Only the 3'-end 26 nucleotides of 5.8S rRNA was necessary and sufficient for this activation.
Hemolytic disorders are characterized by hemolysis and are prone to thrombosis. Previously, it has been shown that the RNA released from damaged blood cells activates clotting. However, the nature of RNA released from hemolysis is still elusive. We found that after hemolysis, RBCs from both zebrafish and humans released 5.8S rRNA. This RNA activated coagulation in zebrafish and human plasmas. Using both natural and synthetic 5.8S rRNA and its truncated fragments, we found that the 3'-end 26 nucleotide-long RNA (3'-26 RNA) and its stem-loop secondary structure were necessary and sufficient for clotting activity. Corn trypsin inhibitor (CTI), a coagulation factor XII (FXII) inhibitor blocked 3'-26 RNA-mediated coagulation activation of both zebrafish and human plasma. CTI also inhibited zebrafish coagulation in vivo. 5.8S rRNA monoclonal antibody inhibited both 5.8S rRNA- and 3'-26 RNA-mediated zebrafish coagulation activity. Both 5.8S rRNA and 3'-26 RNA activates normal human plasma but did not activate FXII-deficient human plasma. Taken together, these results suggested that the activation of zebrafish plasma is via FXII-like protein.
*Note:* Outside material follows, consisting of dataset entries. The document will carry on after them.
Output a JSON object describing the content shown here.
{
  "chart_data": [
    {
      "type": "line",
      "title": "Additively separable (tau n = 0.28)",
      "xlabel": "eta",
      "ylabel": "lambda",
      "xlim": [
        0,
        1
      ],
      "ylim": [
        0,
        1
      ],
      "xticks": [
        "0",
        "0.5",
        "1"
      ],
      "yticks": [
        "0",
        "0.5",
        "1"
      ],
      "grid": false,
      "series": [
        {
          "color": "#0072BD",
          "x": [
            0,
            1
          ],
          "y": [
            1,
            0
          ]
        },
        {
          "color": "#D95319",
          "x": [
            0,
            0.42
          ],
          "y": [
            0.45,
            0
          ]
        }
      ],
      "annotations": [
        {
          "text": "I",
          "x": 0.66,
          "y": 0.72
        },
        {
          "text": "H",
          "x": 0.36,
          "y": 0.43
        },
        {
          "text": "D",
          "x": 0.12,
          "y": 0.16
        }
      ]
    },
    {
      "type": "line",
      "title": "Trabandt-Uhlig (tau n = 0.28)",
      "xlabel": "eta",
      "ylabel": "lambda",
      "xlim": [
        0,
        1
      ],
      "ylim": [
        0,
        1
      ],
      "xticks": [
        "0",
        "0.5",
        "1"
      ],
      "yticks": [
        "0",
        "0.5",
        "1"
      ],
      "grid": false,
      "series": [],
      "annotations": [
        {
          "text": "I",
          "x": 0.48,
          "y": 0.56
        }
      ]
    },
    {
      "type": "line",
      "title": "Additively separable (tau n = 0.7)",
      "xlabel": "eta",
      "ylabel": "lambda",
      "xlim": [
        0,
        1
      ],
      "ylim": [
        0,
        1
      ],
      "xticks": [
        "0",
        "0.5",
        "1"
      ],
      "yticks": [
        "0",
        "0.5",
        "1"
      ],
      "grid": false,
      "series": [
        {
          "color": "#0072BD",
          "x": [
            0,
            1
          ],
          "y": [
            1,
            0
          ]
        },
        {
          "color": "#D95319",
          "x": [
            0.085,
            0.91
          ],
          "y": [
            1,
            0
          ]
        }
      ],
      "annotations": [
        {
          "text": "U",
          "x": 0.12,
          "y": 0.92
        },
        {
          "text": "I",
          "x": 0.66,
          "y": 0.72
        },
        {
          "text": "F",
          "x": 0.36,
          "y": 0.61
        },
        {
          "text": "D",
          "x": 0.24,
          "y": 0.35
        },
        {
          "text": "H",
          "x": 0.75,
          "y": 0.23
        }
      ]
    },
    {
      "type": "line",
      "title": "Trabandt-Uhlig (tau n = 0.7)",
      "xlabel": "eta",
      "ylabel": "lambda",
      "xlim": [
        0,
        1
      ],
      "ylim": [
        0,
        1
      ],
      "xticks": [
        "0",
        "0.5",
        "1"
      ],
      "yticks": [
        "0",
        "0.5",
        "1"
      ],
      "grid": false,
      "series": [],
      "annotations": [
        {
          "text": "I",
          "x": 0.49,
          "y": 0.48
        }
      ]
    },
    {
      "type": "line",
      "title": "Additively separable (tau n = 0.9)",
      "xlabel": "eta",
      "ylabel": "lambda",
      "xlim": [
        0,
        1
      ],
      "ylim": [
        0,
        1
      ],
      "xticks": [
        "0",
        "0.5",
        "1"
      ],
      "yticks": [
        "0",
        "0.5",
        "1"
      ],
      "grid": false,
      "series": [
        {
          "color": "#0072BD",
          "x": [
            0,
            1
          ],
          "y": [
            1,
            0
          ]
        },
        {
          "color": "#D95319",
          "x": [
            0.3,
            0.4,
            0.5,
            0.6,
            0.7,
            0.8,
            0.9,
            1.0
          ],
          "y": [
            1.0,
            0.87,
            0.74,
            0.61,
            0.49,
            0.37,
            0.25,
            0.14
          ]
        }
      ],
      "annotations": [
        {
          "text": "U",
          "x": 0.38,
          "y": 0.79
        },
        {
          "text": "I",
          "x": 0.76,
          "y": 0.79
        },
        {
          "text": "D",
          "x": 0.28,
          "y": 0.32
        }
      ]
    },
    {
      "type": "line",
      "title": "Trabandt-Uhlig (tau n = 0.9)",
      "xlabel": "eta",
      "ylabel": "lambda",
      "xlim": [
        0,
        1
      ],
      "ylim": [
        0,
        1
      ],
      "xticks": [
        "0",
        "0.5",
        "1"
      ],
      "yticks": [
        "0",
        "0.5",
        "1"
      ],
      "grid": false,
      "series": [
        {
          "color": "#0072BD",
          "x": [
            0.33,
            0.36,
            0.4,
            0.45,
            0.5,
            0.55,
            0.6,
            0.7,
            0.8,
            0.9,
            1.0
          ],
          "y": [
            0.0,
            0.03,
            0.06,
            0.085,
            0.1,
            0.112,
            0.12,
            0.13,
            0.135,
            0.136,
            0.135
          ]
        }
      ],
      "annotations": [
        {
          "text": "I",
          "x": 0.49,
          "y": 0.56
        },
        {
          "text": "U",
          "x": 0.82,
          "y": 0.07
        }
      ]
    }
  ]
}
Since zebrafish has no FXII and hepatocyte growth factor activator (Hgfac) has sequence similarities to FXII, we knocked down the hgfac in adult zebrafish. We found that plasma from this knockdown fish does not respond to 3'-26 RNA. In conclusion, we identified 5.8S rRNA released in hemolysis activates clotting in human and zebrafish plasma. Only 3'-end 26 nucleotides of the 5.8S rRNA is needed for the clotting activity. Furthermore, we showed that fish Hgfac plays a role in 5.8S rRNA-mediated activation of coagulation.